Tuesday, June 20, 2006

one year today

... well, not much to say about it, really.

it's been a year since my mom passed away.

well, that's it... i guess. what else is there to say? how i feel? what my views are? how do i cope? is everything good and dandy?

what do you think? i mean, really. what you think i feel, is probably what i am feeling. there's a whole load of stuff going inside my head, and i don't know how to express it with words.

sigh.

2 comments:

Anonymous said...

Well, theres always your amalan that you can sedekah to your moms roh. Simple things really. As simple as baca Bismillah before eating or doing something. And also sedekah Al-Fatihah at any point you're reminded of her. It's the little things.

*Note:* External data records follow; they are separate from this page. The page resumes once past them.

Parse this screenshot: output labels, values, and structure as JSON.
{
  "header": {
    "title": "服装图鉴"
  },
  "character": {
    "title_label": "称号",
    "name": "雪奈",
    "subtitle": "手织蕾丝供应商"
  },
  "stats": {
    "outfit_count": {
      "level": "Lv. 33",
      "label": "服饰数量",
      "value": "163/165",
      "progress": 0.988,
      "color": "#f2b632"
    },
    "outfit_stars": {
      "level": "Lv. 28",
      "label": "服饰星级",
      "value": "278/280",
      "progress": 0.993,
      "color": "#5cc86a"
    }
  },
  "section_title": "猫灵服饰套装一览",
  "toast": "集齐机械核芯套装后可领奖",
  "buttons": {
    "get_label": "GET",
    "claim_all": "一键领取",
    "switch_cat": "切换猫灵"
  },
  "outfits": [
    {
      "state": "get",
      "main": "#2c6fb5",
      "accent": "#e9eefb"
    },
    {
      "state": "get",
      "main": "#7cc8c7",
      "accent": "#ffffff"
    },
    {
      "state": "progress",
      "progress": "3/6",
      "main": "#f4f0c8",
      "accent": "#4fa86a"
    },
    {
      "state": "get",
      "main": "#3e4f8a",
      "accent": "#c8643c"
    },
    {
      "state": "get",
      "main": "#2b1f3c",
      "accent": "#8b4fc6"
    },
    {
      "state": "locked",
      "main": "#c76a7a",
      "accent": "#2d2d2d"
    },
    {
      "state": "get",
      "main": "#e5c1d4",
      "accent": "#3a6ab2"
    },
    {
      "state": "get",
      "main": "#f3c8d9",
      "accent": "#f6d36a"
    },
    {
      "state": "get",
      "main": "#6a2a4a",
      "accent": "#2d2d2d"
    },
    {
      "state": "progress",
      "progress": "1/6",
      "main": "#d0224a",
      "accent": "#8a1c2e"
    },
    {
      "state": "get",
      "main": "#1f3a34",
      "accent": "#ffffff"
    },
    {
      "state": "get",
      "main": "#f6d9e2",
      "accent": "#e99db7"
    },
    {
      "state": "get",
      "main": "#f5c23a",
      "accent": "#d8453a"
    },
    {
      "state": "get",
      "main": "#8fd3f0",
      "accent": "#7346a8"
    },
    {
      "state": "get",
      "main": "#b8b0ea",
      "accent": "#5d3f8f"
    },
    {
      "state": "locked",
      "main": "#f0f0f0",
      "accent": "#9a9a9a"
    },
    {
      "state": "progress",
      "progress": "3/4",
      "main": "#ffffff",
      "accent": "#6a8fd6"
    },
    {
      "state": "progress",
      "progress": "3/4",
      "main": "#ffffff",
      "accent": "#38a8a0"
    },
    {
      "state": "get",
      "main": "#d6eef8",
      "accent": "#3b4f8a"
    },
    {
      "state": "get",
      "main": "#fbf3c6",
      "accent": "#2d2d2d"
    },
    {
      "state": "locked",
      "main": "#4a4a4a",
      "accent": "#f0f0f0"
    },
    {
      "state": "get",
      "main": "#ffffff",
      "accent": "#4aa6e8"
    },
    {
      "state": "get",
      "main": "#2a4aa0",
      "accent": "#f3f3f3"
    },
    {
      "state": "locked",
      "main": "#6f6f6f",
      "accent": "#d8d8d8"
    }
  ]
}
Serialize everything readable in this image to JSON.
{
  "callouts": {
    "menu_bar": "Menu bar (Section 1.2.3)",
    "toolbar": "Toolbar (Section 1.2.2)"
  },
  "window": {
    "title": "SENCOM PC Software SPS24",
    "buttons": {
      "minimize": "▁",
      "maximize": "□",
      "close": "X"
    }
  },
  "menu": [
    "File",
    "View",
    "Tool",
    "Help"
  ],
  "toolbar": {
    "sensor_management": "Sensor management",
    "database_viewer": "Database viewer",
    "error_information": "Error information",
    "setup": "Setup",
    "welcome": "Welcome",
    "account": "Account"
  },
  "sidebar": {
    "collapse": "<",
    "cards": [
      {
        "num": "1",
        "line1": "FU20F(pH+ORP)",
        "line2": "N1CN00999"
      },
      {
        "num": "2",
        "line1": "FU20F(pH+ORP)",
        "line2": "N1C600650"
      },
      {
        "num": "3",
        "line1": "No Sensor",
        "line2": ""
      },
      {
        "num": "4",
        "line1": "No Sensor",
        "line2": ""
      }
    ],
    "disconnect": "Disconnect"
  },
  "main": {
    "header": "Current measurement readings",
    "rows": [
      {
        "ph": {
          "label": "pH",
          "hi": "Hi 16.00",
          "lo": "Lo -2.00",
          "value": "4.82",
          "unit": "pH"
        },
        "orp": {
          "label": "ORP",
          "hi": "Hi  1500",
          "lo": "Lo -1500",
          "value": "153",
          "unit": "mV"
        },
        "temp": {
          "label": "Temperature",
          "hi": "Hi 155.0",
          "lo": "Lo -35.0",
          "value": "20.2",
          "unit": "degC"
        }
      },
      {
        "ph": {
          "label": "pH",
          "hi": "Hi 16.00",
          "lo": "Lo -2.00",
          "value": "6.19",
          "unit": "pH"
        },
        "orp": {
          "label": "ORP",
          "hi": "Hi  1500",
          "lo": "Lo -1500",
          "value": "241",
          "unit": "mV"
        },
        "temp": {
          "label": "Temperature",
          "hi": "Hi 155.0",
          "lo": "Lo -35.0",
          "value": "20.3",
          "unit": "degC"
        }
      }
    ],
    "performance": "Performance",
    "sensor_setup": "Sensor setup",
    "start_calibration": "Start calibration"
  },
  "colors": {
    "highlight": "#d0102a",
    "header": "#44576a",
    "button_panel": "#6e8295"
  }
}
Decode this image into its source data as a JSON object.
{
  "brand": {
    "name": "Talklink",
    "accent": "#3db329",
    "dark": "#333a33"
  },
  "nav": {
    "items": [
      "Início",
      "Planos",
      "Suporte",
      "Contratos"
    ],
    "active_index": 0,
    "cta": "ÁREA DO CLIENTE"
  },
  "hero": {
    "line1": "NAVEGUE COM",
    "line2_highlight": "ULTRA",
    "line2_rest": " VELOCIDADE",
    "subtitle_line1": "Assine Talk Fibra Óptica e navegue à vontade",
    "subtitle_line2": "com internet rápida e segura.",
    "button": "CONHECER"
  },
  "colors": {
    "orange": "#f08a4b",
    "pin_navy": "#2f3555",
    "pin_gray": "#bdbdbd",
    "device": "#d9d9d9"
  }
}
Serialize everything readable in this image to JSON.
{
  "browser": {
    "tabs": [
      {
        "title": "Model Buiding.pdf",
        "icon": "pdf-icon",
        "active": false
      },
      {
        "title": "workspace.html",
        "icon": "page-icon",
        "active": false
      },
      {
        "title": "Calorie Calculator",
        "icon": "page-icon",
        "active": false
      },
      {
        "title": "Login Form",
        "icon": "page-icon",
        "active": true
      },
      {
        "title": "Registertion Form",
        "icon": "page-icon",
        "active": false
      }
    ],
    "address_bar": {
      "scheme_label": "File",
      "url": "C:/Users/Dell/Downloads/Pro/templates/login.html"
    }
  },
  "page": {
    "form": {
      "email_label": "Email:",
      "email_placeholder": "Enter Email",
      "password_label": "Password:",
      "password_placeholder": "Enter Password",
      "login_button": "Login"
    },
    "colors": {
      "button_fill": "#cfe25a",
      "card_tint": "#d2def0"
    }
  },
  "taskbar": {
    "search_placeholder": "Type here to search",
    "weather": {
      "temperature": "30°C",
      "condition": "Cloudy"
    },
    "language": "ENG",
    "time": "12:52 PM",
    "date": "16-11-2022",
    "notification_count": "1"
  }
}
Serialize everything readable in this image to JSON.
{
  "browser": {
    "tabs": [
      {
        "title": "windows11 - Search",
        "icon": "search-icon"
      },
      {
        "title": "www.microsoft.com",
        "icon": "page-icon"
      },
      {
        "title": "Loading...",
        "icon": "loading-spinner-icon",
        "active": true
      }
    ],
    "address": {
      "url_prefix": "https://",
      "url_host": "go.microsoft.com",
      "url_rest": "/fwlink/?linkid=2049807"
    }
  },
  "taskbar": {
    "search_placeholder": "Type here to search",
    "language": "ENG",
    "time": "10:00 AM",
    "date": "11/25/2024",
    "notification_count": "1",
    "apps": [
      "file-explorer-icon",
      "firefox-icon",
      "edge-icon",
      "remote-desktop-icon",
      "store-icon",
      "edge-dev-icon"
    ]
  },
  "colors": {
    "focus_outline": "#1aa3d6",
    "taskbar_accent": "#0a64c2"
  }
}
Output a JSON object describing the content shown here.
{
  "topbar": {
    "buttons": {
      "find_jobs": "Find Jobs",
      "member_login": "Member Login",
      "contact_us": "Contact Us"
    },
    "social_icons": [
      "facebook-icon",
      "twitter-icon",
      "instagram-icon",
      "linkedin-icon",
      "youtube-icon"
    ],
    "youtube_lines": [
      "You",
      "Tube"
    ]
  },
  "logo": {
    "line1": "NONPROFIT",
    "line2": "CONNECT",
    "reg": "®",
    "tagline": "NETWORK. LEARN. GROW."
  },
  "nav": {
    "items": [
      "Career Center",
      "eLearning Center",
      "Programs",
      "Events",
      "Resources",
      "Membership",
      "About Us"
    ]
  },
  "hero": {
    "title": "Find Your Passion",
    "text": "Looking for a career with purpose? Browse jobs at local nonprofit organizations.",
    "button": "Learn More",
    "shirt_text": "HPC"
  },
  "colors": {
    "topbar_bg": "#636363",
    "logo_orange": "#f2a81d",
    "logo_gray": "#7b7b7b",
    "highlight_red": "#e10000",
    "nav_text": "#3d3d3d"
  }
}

"But what about me? How do I deal?" you might ask? Well, I guess you just have to accept the fact(which im sure you have) your mom is gone and move on. Doing the above'll make you be rest assured that insyallah God'll give blessings to her roh.

Elmira said...

thanks for your comment :) moving on was something i have done on the day she passed away. but of course, every now and then, there's a feeling of "i could have been a better daughter".. that sort of thing. i know the fact that it's all been said and done, and i know that i'm not as bad of a daughter i may think i am, but i can't help but wonder sometimes. can you? can anyone?

but no worries... i'm all fine. life is treating me good, and i have people around me to ensure that i'm loved :)

thanks again. by the way, do i know you?